De grote winnaars van de Tweede Kamerverkiezingen – de PVV van Geert Wilders en NSC van Pieter Omtzigt – willen artikel 23 van de Grondwet over de vrijheid van onderwijs houden zoals het is.
In het verkiezingsprogramma van de PVV staat de vrijheid van onderwijs ‘een groot goed’ is, maar ook dat er geen plaats mag zijn voor ‘onderwijs dat haaks staat op de belangrijkste uitgangspunten waarop onze samenleving is gebaseerd: vrijheid, gelijkwaardigheid van man en vrouw, heteroseksueel of LHBTI, gelovig of geloofsverlater’. Dit betekent volgens de partij van Geert Wilders dat islamitisch onderwijs moet worden verboden. In de verkiezingscampagne zei Wilders echter dat hij zijn ideeën rond de islam voorlopig in de ijskast wil zetten.
In het verkiezingsprogramma van de PVV staat ook dat scholen vrij moeten zijn van politieke indoctrinatie. ‘Wij willen politiek neutrale leraren voor de klas en politiek neutrale leerboeken in de klas. Zo moeilijk is het voor een leraar niet om ’s morgens zijn of haar politieke overtuiging samen met z’n jas aan de kapstok te hangen.’ Wat de PVV betreft is vorming in levensvisie en politiek niet aan de school, maar aan de ouders.
‘Geen ruimte bieden aan onverdraagzaamheid’

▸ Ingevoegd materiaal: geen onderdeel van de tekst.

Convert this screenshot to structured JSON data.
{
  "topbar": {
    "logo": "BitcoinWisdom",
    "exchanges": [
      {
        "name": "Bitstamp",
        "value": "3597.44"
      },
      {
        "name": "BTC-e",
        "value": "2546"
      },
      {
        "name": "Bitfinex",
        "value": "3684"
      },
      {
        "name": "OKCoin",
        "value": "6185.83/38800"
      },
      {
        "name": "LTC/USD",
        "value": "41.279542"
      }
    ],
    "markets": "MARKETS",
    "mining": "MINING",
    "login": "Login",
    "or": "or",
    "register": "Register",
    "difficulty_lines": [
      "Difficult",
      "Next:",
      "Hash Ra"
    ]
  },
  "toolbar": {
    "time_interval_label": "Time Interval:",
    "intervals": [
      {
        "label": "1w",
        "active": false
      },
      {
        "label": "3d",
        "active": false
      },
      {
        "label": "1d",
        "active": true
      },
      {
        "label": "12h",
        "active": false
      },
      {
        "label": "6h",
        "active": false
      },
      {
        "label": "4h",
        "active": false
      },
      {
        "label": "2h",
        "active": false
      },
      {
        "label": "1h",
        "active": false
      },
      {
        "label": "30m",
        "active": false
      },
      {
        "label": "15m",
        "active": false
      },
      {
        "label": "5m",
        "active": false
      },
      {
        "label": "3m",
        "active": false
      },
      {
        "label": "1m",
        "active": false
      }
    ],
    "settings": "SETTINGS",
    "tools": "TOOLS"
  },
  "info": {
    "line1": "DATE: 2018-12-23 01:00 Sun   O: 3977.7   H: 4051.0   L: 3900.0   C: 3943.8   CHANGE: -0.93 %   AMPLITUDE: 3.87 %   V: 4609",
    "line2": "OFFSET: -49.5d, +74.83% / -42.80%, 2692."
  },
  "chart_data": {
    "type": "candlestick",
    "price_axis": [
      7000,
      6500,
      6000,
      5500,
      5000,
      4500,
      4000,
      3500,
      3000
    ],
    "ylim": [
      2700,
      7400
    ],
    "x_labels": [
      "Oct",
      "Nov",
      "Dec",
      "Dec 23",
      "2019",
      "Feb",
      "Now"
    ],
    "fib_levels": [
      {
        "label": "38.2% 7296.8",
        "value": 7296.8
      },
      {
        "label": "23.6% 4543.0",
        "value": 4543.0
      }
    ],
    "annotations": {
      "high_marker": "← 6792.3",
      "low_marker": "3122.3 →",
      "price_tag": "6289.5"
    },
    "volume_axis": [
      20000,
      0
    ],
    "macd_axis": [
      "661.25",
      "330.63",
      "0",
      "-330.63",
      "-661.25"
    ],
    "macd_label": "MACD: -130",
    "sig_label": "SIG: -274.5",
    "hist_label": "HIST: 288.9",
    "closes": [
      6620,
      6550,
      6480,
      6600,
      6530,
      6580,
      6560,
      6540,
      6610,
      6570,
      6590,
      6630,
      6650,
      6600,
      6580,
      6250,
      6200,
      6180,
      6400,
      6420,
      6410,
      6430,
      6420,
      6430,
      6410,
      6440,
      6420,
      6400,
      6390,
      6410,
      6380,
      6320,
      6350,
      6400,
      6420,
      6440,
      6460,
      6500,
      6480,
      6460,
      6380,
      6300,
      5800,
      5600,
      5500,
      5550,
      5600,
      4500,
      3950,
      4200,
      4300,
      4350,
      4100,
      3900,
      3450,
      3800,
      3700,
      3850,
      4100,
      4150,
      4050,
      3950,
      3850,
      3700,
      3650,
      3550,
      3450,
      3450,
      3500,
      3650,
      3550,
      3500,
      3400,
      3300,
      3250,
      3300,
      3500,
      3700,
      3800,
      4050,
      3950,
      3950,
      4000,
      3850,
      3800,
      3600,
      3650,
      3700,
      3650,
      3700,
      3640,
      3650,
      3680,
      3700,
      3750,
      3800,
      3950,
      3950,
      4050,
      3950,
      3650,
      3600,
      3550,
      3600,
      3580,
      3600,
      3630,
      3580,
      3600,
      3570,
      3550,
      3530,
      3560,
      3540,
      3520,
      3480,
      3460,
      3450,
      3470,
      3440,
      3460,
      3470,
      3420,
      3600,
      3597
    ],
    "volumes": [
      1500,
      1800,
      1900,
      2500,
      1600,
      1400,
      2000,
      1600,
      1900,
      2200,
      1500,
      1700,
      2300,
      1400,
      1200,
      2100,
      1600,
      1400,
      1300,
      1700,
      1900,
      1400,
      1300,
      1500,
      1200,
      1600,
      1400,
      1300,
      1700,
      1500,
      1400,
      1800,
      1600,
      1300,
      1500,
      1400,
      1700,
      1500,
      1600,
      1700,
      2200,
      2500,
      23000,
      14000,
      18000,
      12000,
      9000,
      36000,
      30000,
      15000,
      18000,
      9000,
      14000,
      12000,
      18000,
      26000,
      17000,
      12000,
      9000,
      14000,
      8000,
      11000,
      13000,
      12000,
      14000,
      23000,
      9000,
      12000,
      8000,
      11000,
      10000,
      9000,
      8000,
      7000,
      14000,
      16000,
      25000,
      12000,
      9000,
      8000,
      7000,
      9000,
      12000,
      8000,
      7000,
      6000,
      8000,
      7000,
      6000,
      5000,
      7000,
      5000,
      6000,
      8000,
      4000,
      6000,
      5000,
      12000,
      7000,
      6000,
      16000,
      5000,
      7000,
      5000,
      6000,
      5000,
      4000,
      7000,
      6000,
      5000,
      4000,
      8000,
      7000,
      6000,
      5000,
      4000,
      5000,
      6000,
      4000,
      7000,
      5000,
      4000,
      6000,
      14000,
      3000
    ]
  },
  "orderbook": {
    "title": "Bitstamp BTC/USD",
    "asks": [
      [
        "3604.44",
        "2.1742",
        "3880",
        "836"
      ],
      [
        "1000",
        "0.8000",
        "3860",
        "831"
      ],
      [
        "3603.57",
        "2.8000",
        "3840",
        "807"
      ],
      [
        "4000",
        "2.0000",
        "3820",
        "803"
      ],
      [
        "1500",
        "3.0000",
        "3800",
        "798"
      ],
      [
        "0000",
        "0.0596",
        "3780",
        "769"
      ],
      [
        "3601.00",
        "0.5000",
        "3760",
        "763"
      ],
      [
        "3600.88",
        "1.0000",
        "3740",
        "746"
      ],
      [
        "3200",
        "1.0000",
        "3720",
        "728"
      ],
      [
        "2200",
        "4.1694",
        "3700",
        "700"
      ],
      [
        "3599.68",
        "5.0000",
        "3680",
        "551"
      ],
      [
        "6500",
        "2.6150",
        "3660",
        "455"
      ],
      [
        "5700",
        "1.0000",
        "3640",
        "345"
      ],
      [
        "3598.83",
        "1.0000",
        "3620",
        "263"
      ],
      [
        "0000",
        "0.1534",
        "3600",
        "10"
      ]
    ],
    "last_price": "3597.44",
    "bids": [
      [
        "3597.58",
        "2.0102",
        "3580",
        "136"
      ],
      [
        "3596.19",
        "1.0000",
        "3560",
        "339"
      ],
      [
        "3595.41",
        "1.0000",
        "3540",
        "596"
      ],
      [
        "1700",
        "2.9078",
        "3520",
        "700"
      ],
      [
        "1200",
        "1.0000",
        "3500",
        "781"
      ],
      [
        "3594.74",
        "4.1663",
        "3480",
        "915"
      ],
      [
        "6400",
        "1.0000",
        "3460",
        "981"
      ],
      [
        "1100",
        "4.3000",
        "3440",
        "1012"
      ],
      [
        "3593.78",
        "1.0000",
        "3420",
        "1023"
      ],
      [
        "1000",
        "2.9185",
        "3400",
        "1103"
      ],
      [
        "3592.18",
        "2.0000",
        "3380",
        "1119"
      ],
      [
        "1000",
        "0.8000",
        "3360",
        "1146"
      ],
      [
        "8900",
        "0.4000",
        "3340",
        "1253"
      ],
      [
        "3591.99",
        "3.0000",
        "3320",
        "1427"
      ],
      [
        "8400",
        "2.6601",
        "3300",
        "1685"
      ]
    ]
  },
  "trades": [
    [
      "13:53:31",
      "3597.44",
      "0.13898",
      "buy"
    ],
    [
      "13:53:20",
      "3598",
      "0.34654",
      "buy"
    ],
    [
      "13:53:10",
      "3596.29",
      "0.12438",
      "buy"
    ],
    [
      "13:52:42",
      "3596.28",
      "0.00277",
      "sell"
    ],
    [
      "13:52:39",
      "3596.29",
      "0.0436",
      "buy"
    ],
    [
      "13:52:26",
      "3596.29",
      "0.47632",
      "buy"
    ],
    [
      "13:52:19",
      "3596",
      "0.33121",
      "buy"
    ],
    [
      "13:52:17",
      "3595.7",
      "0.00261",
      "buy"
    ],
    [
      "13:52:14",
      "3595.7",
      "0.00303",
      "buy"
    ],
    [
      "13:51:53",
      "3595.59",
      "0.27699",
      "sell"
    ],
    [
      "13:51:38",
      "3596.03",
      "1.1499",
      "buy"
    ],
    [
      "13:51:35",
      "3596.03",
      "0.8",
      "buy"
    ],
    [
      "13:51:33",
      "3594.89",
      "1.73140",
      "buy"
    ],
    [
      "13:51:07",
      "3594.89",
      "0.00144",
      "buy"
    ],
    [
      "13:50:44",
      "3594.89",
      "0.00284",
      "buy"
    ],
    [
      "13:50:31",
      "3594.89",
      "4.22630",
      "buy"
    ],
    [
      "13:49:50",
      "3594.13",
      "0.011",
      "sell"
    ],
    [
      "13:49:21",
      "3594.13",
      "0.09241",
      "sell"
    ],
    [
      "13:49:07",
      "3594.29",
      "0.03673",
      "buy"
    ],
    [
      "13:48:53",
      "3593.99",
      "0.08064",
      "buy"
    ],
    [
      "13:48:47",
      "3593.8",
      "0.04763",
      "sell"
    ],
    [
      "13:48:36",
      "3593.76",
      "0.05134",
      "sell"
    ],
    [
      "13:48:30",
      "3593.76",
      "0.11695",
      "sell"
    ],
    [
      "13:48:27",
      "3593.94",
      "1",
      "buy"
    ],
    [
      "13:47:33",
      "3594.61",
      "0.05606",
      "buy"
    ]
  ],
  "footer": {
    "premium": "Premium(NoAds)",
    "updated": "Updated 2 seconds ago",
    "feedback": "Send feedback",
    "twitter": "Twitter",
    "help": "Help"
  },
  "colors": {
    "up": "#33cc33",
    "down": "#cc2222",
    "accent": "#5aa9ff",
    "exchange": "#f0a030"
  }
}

In het verkiezingsprogramma van Nieuw Sociaal Contract (NSC) staat dat die partij ‘zeer hecht aan artikel 23 van de Grondwet’, maar ook dat de vrijheid van onderwijs ‘niet mag worden misbruikt’. NSC erkent de vrijheid van ouders en scholen om een eigen levensbeschouwelijke grondslag te kiezen als basis voor de opvoeding en vorming van kinderen, mits hierbij wordt voldaan aan het reguliere curriculum en aan de wet. ‘We willen geen ruimte bieden aan het overdragen van onverdraagzaamheid en ondemocratische opvattingen door leraren of in lesmateriaal’, zo staat in het programma. De Inspectie van het Onderwijs moet hierop toezien, vindt de partij van Omtzigt.
In het verkiezingsprogramma staat ook dat NSC grote waarde toekent aan burgerschapsvorming. Alle leerlingen zouden volgens NSC mee moeten krijgen wat het betekent om te leven in een democratische rechtsstaat, bijvoorbeeld dat mensen respectvol moeten omgaan met elkaars meningen en overtuigingen.